Dal 2017, grazie a inchieste giornalistiche su documenti come "Restoring the Natural Order: an Agenda for Europe", è emerso come esista una rete di organizzazioni contro i diritti, finanziata da ingenti somme di denaro provenienti da Russia e Stati Uniti, pronta a collaborare con i partiti di destra ed estrema destra. Non si tratta più solo di movimenti della società civile; queste organizzazioni siedono ora direttamente nei palazzi di governo e nei parlamenti.

Secondo il rapporto EPF, le somme annuali destinate a queste iniziative sono aumentate costantemente, passando da 220 milioni nel 2019 a 271 milioni di dollari nel 2022. Una parte significativa proviene da fondi pubblici statali o programmi legati all'Unione Europea. Organizzazioni come la World Youth Alliance o Teen Star hanno ricevuto finanziamenti europei, mentre entità come il Center for Fundamental Rights in Ungheria operano come think tank specializzati in affari europei, promuovendo agende anti-gender a livello internazionale.

Resistenze e mobilitazioni: il movimento "My Voice, My Choice"

Di fronte a questa ondata reazionaria, la società civile ha risposto con forza. Il 17 dicembre 2025, il Parlamento europeo ha approvato una risoluzione storica per garantire l'accesso all'aborto sicuro e accessibile, a seguito dell'iniziativa dei cittadini europei "My Voice, My Choice" (MVMC), che ha raccolto oltre 1,1 milioni di firme.

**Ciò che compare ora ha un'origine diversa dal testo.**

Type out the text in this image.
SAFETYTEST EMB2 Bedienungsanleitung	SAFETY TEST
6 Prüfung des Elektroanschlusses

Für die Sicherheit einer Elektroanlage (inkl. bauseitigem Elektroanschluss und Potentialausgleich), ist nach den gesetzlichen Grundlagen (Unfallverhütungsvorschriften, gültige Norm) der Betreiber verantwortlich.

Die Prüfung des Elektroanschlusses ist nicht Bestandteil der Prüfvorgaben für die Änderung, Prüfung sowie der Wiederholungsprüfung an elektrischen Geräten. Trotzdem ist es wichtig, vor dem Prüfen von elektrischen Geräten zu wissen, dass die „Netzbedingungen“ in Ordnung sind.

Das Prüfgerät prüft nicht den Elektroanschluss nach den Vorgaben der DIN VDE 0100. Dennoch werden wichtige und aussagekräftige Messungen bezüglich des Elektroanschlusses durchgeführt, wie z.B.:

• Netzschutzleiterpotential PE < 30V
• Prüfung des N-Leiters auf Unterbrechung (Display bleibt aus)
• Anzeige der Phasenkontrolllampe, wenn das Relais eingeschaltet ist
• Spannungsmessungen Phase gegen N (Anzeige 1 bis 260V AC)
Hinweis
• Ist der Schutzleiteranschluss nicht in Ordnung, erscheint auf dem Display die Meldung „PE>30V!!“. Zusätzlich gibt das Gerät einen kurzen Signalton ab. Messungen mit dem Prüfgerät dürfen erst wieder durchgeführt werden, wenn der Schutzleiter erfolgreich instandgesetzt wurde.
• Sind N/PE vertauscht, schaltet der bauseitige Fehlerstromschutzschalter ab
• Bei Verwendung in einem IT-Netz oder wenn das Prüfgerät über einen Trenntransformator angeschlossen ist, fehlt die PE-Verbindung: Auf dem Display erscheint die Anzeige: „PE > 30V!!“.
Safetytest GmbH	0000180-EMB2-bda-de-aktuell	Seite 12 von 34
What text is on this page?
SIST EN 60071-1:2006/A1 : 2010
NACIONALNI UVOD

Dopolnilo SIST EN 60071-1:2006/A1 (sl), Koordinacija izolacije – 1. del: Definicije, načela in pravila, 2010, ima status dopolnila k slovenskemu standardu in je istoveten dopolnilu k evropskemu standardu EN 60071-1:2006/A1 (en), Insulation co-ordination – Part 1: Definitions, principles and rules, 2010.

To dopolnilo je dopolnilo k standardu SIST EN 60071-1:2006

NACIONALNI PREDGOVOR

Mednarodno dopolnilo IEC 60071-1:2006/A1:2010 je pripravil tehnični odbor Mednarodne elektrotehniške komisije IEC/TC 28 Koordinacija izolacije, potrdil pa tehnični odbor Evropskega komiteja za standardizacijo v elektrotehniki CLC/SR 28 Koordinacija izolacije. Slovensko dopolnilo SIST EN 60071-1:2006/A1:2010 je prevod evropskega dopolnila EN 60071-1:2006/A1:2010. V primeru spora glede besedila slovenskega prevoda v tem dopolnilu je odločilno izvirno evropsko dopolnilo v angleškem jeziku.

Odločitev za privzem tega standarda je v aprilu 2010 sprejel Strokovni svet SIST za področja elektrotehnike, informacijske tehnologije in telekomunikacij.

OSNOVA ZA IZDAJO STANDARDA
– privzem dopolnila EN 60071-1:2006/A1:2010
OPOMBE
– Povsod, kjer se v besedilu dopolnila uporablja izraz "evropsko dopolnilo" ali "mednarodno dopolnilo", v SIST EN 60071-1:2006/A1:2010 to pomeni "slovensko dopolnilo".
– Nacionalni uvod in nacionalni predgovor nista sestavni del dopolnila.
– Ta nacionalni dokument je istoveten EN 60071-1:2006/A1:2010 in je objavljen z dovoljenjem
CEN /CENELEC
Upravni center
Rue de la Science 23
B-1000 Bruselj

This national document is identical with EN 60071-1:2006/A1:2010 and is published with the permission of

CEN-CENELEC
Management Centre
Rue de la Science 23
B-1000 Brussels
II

Grafico che mostra la distribuzione dei voti nel Parlamento europeo sulla risoluzione per l'accesso all'aborto

Il movimento MVMC, nato da nove organizzazioni in otto Paesi, si batte per le 20 milioni di donne a cui non sono garantiti i propri diritti riproduttivi. La proposta prevede l'istituzione di un meccanismo finanziario volontario per aiutare le donne provenienti da Stati membri con restrizioni sull'aborto ad accedere a servizi sicuri e legali. Nonostante il successo del voto, la strada rimane in salita: la Commissione europea dovrà decidere entro marzo 2026 se tradurre questo mandato politico in un'iniziativa legislativa.

Il paradosso italiano: tra obiezione e attivismo

L'Italia si colloca tra gli Stati europei con un ranking medio-basso per i diritti riproduttivi, complici le problematiche legate all'obiezione di coscienza - che in alcuni ospedali sfiora il 70% - all'obiezione di struttura e alla mancanza di dati aggiornati per il monitoraggio. Federica di Martino, psicoterapeuta e fondatrice della piattaforma Ivgstobenissimo, sottolinea come in questi anni di governo sia aumentato il potere di gruppi antiabortisti, con fondi pubblici destinati ai movimenti pro-vita e una presenza sempre più ingombrante nei luoghi della salute pubblica.

Tuttavia, anche in Italia, le attiviste continuano a resistere. La mobilitazione di migliaia di donne contro le politiche antifemministe - dal disegno di legge Pillon alle mozioni comunali antiabortiste - testimonia una profonda frattura tra una politica che guarda a modelli conservatori e una società che chiede il rispetto dell'autodeterminazione. La questione dell'aborto non è una mera disputa ideologica, ma una questione di salute, dignità e uguaglianza che non può e non deve diventare territorio di campagna elettorale o argomento del populismo antiscientifico che nega la sovranità delle donne sulla propria salute riproduttiva.